Morgan Stanley-Smith Barney Brokerage Merger Hits Snags, Delays

James Gorman

Aspects of the merger between the wealth management arm of Morgan Stanley and Citigroup’s Smith Barney have been going so poorly that it has become the focus of recent discussions by Morgan Stanley’s board of directors.

The board has held open discussions on the merger recently, according to a person familiar with the matter. The board is considering pushing back the timeline for completing the merger from September of 2011 to January of 2012, the person said.

A spokesman for Morgan Stanley denied that any change had been made to the merger timeline. "We've met every deadline that has been set. We are on schedule," the spokesman said.

Independent sources both inside and outside the company, however, confirm the delays. The primary difficulty with the merger is technological, according to our sources. The Smith Barney financial advisers from Citi are being moved onto Morgan Stanley’s platform. But the process of this technological change is taking longer and costing far more than expected, according to people familiar with the matter.
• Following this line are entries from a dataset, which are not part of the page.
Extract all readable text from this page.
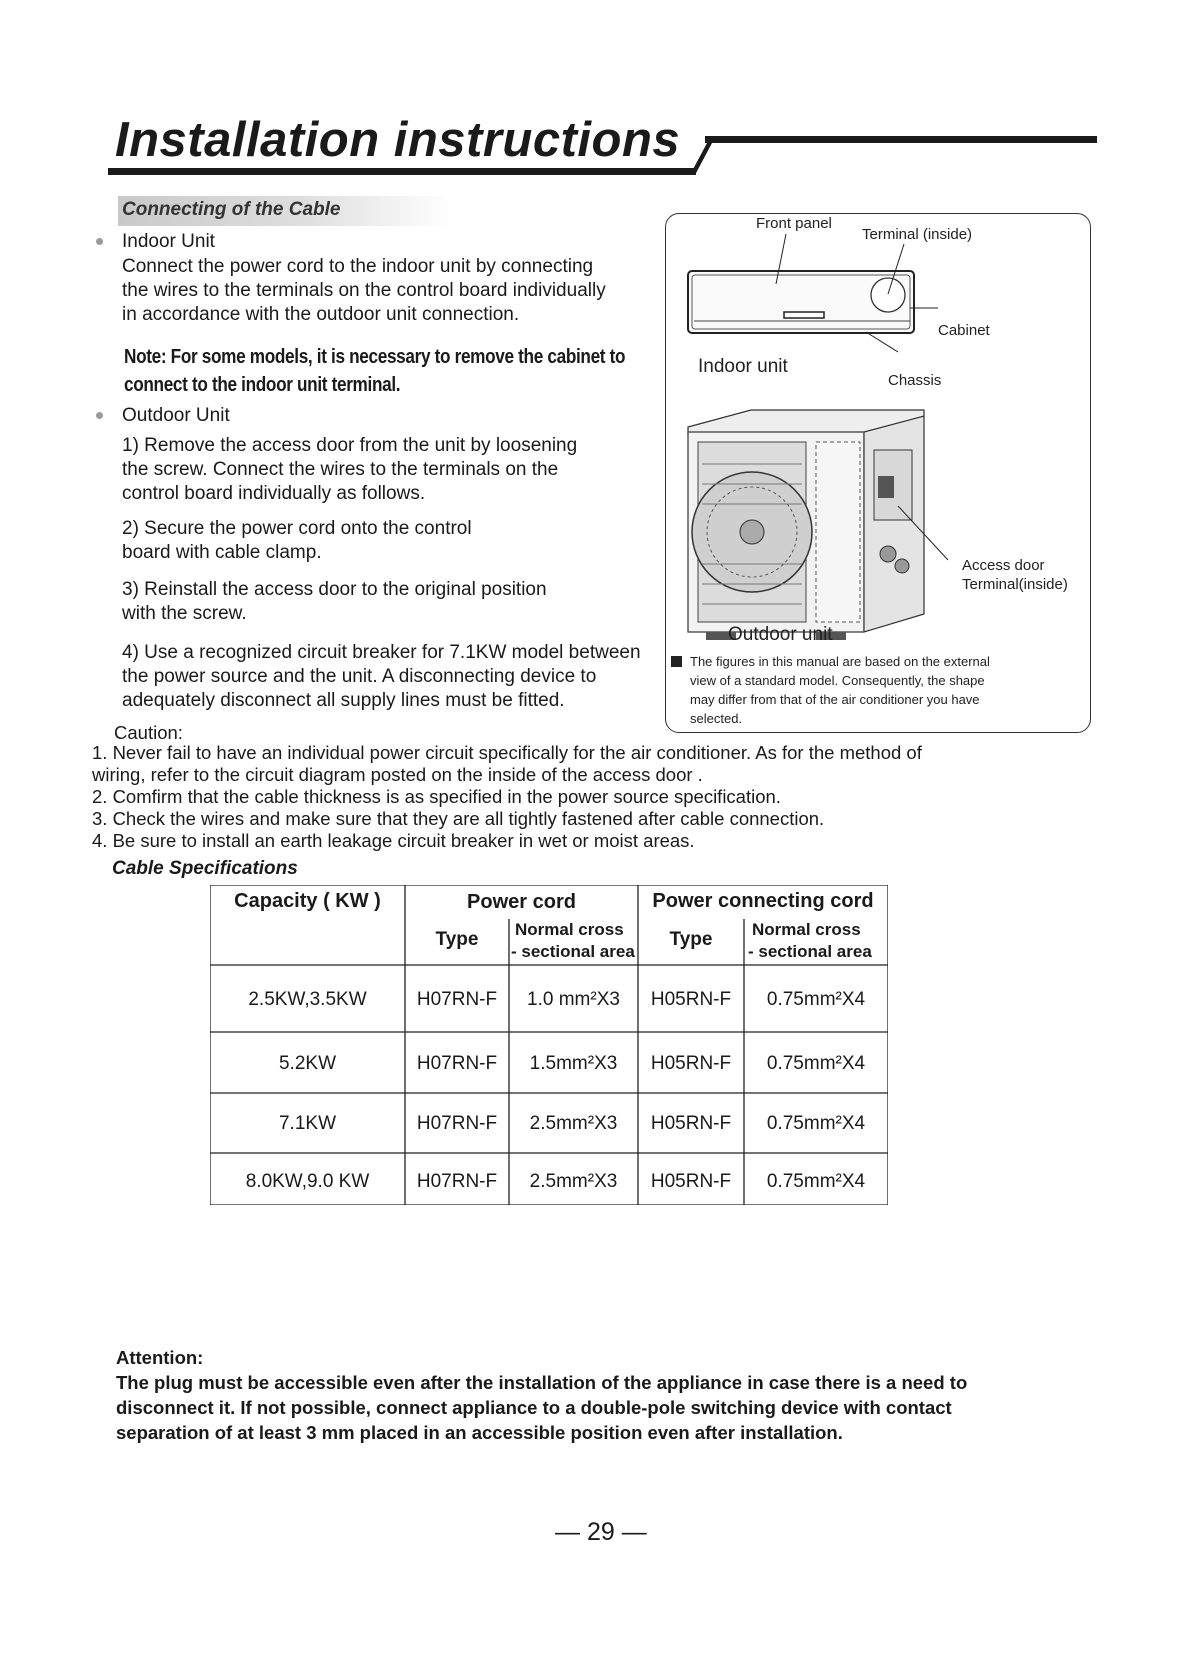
Installation instructions
Connecting of the Cable
Indoor Unit
Connect the power cord to the indoor unit by connecting
the wires to the terminals on the control board individually
in accordance with the outdoor unit connection.
Note: For some models, it is necessary to remove the cabinet to
connect to the indoor unit terminal.
Outdoor Unit
1) Remove the access door from the unit by loosening
the screw. Connect the wires to the terminals on the
control board individually as follows.
2) Secure the power cord onto the control
board with cable clamp.
3) Reinstall the access door to the original position
with the screw.
4) Use a recognized circuit breaker for 7.1KW model between
the power source and the unit. A disconnecting device to
adequately disconnect all supply lines must be fitted.
Front panel
Terminal (inside)
Cabinet
Indoor unit
Chassis
Access door
Terminal(inside)
Outdoor unit
The figures in this manual are based on the external
view of a standard model. Consequently, the shape
may differ from that of the air conditioner you have
selected.
Caution:
1. Never fail to have an individual power circuit specifically for the air conditioner. As for the method of
wiring, refer to the circuit diagram posted on the inside of the access door .
2. Comfirm that the cable thickness is as specified in the power source specification.
3. Check the wires and make sure that they are all tightly fastened after cable connection.
4. Be sure to install an earth leakage circuit breaker in wet or moist areas.
Cable Specifications
Capacity ( KW )	Power cord	Power connecting cord
Type	Normal cross
- sectional area
Type	Normal cross
- sectional area
2.5KW,3.5KW	H07RN-F	1.0 mm²X3	H05RN-F	0.75mm²X4
5.2KW	H07RN-F	1.5mm²X3	H05RN-F	0.75mm²X4
7.1KW	H07RN-F	2.5mm²X3	H05RN-F	0.75mm²X4
8.0KW,9.0 KW	H07RN-F	2.5mm²X3	H05RN-F	0.75mm²X4
Attention:
The plug must be accessible even after the installation of the appliance in case there is a need to
disconnect it. If not possible, connect appliance to a double-pole switching device with contact
separation of at least 3 mm placed in an accessible position even after installation.
— 29 —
Morgan Stanley's systems operate on a web based platform, while Smith Barney's are on an older, server-based system. But Smith Barney's older system has some capabilities that Morgan Stanley hopes to incorporate in the integrated platform.

The technological problems are creating a larger problem for the joint venture, according to people familiar with the situation. With so much time and money devoted to solving the technological issues, the firm is finding itself constrained from offering customers the kind of enriched offerings it had hoped the merger would produce, sources say.

Morgan Stanley flatly denied the allegations of delays or unexpected costs.

"Integration has met every deadline that was set. We are on schedule to complete the systems integration by around Labor Day 2011, and we'll then go through the stages of rolling it out across the company," a company spokesman said.

The spokesman said that the board is regularly briefed on matters regarding the merger. He said that there have been no recent meetings expressly focused on delays. Independent sources familiar with the situation tell a different story, however.

The talk of delays is leading to speculation that Charlie Johnston, the president of the Morgan Stanley-Smith Barney joint venture, may be losing the confidence of Morgan Stanley chief executive James Gorman. There is the possibility, or at least speculation about the possibility, that Johnston could be taken out of his position.

Johnston, a long time wealth management executive, was named president when the joint venture was announced in January 2009. He had been president of Citi’s U.S. wealth management business prior to that. He has primary operational responsibility for the merger.

Morgan Stanley's spokesman says that morale among the financial advisers is very high.